The 2023 Defence Strategic Review warned that Australia’s long-assumed strategic warning time had eroded, yet the economic foundations required to sustain national endurance remain only partially developed.
Australia’s challenge with China is not primarily military. It is structural. Modern coercion rarely begins with force. It operates through interdependence; slowly, legally, and below the threshold of war. Beijing treats economic interdependence as leverage, whereas Australia has largely treated it as commerce.
Australia enjoys one of the widest strategic margins in the modern world – geographic distance, abundant resources, stable institutions, and insulation from great-power conflict. Yet this advantage has been treated as a substitute for resilience rather than a means of building it. Australia could have acted more urgently after the pandemic to diversify supply chains and build sovereign industrial capacity capable of absorbing disruption. Instead, this advantage has functioned largely as a cushion, with comfort diluting discipline.
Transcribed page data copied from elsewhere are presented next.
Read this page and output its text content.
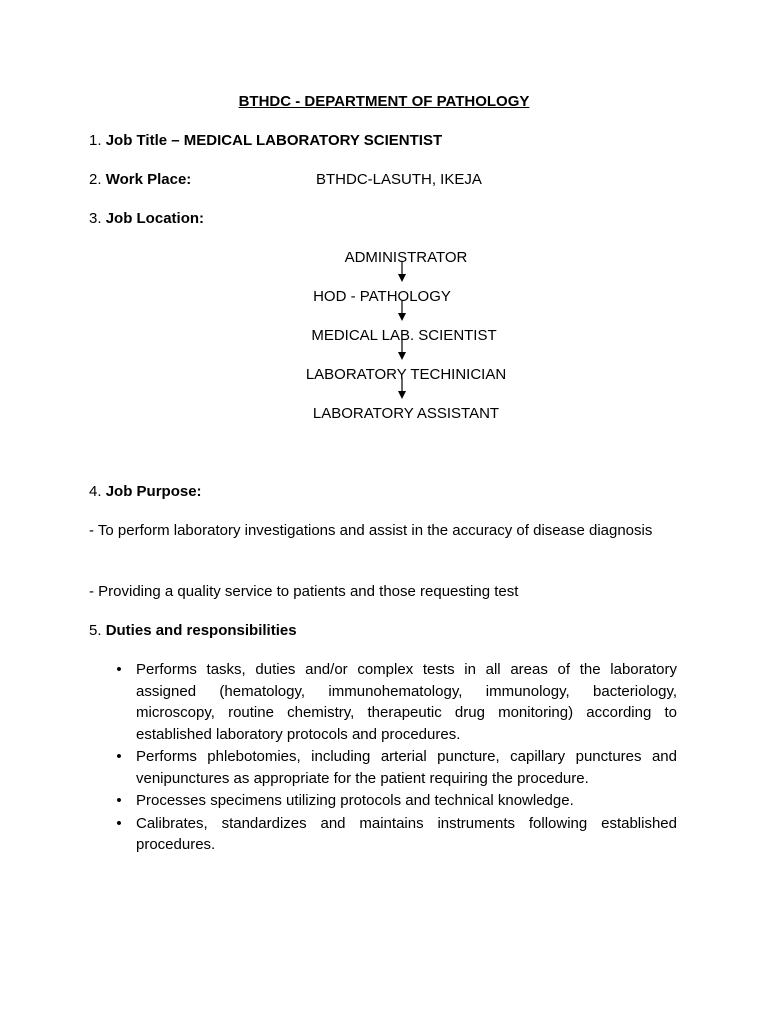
BTHDC - DEPARTMENT OF PATHOLOGY
1. Job Title – MEDICAL LABORATORY SCIENTIST
2. Work Place:	BTHDC-LASUTH, IKEJA
3. Job Location:
ADMINISTRATOR
HOD - PATHOLOGY
MEDICAL LAB. SCIENTIST
LABORATORY TECHINICIAN
LABORATORY ASSISTANT
4. Job Purpose:
- To perform laboratory investigations and assist in the accuracy of disease diagnosis
- Providing a quality service to patients and those requesting test
5. Duties and responsibilities
• Performs tasks, duties and/or complex tests in all areas of the laboratory assigned (hematology, immunohematology, immunology, bacteriology, microscopy, routine chemistry, therapeutic drug monitoring) according to established laboratory protocols and procedures.
• Performs phlebotomies, including arterial puncture, capillary punctures and venipunctures as appropriate for the patient requiring the procedure.
• Processes specimens utilizing protocols and technical knowledge.
• Calibrates, standardizes and maintains instruments following established procedures.
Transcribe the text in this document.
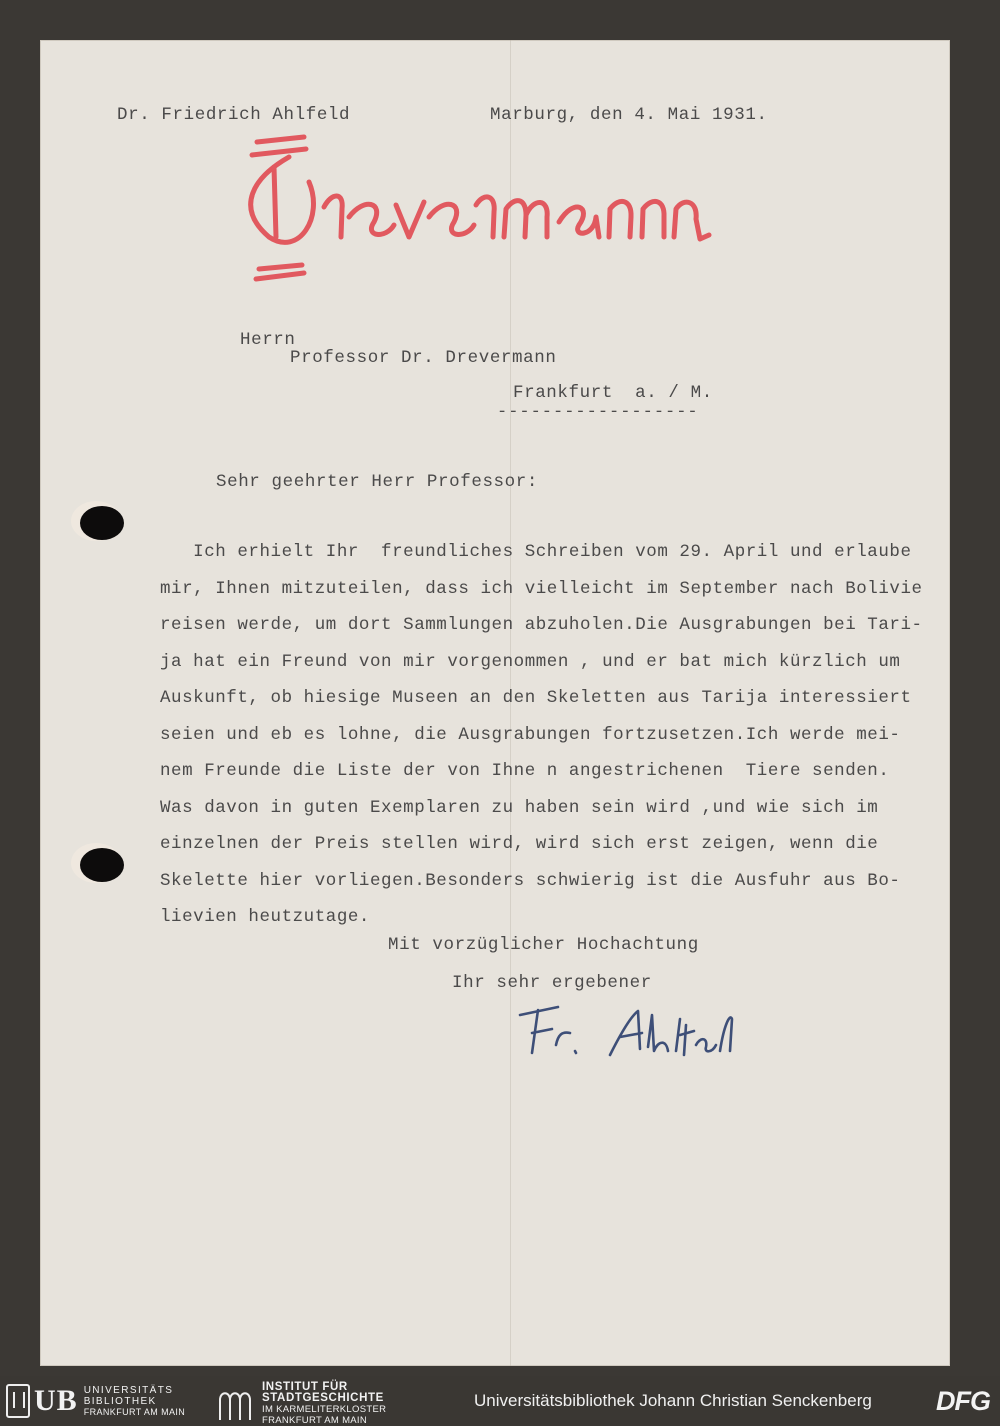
Dr. Friedrich Ahlfeld	Marburg, den 4. Mai 1931.
Herrn
Professor Dr. Drevermann
Frankfurt  a. / M.
------------------
Sehr geehrter Herr Professor:
Ich erhielt Ihr  freundliches Schreiben vom 29. April und erlaube
mir, Ihnen mitzuteilen, dass ich vielleicht im September nach Bolivie
reisen werde, um dort Sammlungen abzuholen.Die Ausgrabungen bei Tari-
ja hat ein Freund von mir vorgenommen , und er bat mich kürzlich um
Auskunft, ob hiesige Museen an den Skeletten aus Tarija interessiert
seien und eb es lohne, die Ausgrabungen fortzusetzen.Ich werde mei-
nem Freunde die Liste der von Ihne n angestrichenen  Tiere senden.
Was davon in guten Exemplaren zu haben sein wird ,und wie sich im
einzelnen der Preis stellen wird, wird sich erst zeigen, wenn die
Skelette hier vorliegen.Besonders schwierig ist die Ausfuhr aus Bo-
lievien heutzutage.
Mit vorzüglicher Hochachtung
Ihr sehr ergebener
UB UNIVERSITÄTS
BIBLIOTHEK
FRANKFURT AM MAIN
INSTITUT FÜR
STADTGESCHICHTE
IM KARMELITERKLOSTER
FRANKFURT AM MAIN
Universitätsbibliothek Johann Christian Senckenberg DFG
Australia has failed for more than a decade to meet the International Energy Agency’s 90-day requirement for net oil imports (Andrew Merry/Getty Images)
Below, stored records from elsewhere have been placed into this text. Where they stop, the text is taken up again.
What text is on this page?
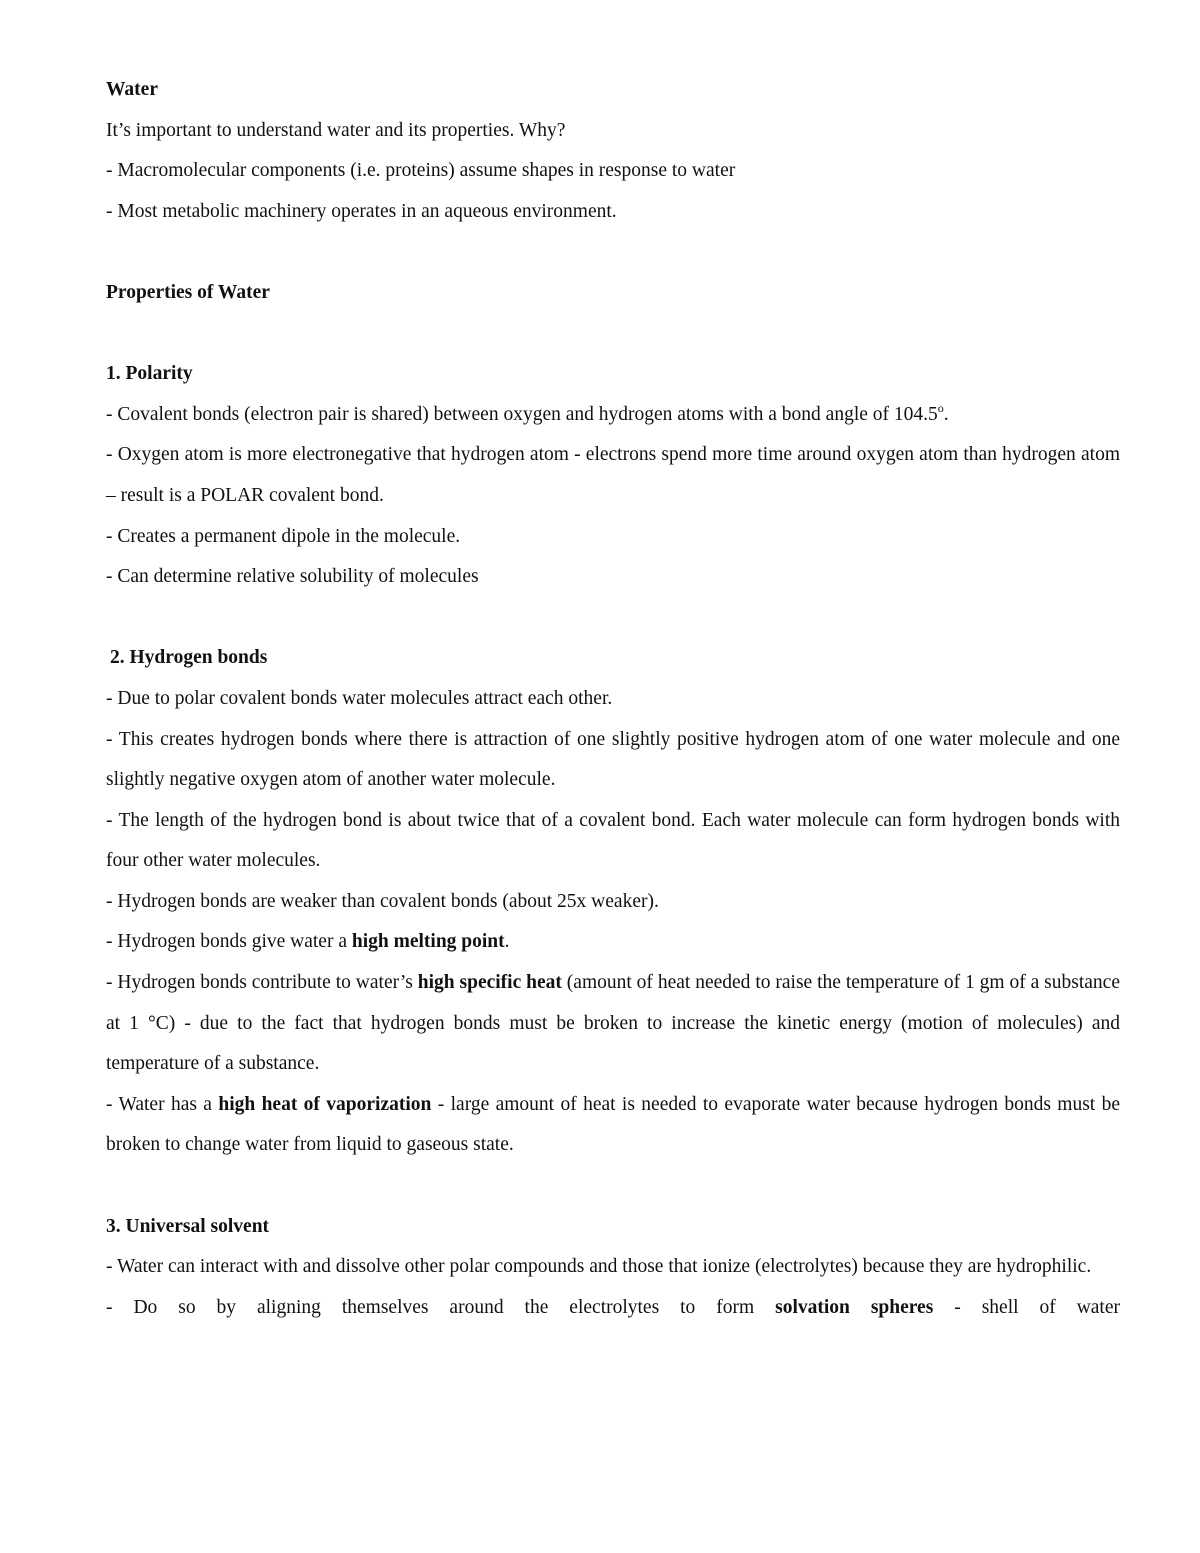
Water
It’s important to understand water and its properties. Why?
- Macromolecular components (i.e. proteins) assume shapes in response to water
- Most metabolic machinery operates in an aqueous environment.
Properties of Water
1. Polarity

- Covalent bonds (electron pair is shared) between oxygen and hydrogen atoms with a bond angle of 104.5$^o$.

- Oxygen atom is more electronegative that hydrogen atom - electrons spend more time around oxygen atom than hydrogen atom – result is a POLAR covalent bond.

- Creates a permanent dipole in the molecule.

- Can determine relative solubility of molecules

2. Hydrogen bonds

- Due to polar covalent bonds water molecules attract each other.

- This creates hydrogen bonds where there is attraction of one slightly positive hydrogen atom of one water molecule and one slightly negative oxygen atom of another water molecule.

- The length of the hydrogen bond is about twice that of a covalent bond. Each water molecule can form hydrogen bonds with four other water molecules.

- Hydrogen bonds are weaker than covalent bonds (about 25x weaker).

- Hydrogen bonds give water a high melting point.

- Hydrogen bonds contribute to water’s high specific heat (amount of heat needed to raise the temperature of 1 gm of a substance at 1 °C) - due to the fact that hydrogen bonds must be broken to increase the kinetic energy (motion of molecules) and temperature of a substance.

- Water has a high heat of vaporization - large amount of heat is needed to evaporate water because hydrogen bonds must be broken to change water from liquid to gaseous state.

3. Universal solvent

- Water can interact with and dissolve other polar compounds and those that ionize (electrolytes) because they are hydrophilic.

- Do so by aligning themselves around the electrolytes to form solvation spheres - shell of water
Energy security now provides a live demonstration. Recent cancellations of fuel shipments from Asia underline how quickly these constraints can emerge under pressure. As conflict in the Middle East disrupts flows through the Strait of Hormuz, Australia has begun releasing fuel from emergency reserves to stabilise supply.
Australia holds roughly 38 days of petrol reserves. It has also failed for more than a decade to meet the International Energy Agency’s 90-day requirement for net oil imports.
A disruption does not arrive as a statistic. It arrives as a decision problem. With diesel and jet fuel reserves also measured in weeks, policymakers would be forced to choose which sectors absorb the shock: whether to prioritise military readiness, freight and agriculture, or civilian consumption. No configuration protects all three simultaneously.
The experience again underscores that Australia’s exposure concentrates in three forms.
- Supply-chain disruption, where critical imports – fuel, industrial inputs, shipping – can be interrupted without escalation, degrading endurance before a crisis and constraining operations once one begins.
- Selective trade exclusion, involving tariffs, regulatory delays, or informal bans that impose targeted economic pain, translates into domestic political pressure without direct confrontation.
- Investment pressure, where embedded capital aligns incentives, makes resistance economically costly long before coercion becomes explicit.
None of these pressures requires invasion. All constrain sovereign decision-making.
The system is not collapsing. It is under strain. With pressure on fuel supplies, prices are volatile, supply conditions are tightening, and challenges are building across transport, agriculture, and industry. This is a structural vulnerability, a narrowing margin for error.
Dependency carries alliance consequences. US strategy in the Indo-Pacific assumes partners can absorb early pressure before American forces fully mobilise. Allies that fail to convert advantage into resilience do not merely weaken themselves; they transfer risk to Washington at the point of crisis.
Australia’s most immediate strategic risks are not invasion but interruption, exclusion, and constraint imposed before conflict begins.
For policymakers, the lesson is straightforward: strategic competition now operates through economic structure as much as military force. Building resilience in advance is costly, but discovering vulnerability under pressure is costlier still: paid not in forecasts, but in constrained choices. Margin buys time. That time is being spent, and it cannot be recovered.
COVID was the preview. The next test is unlikely to arrive with warning. Only consequences.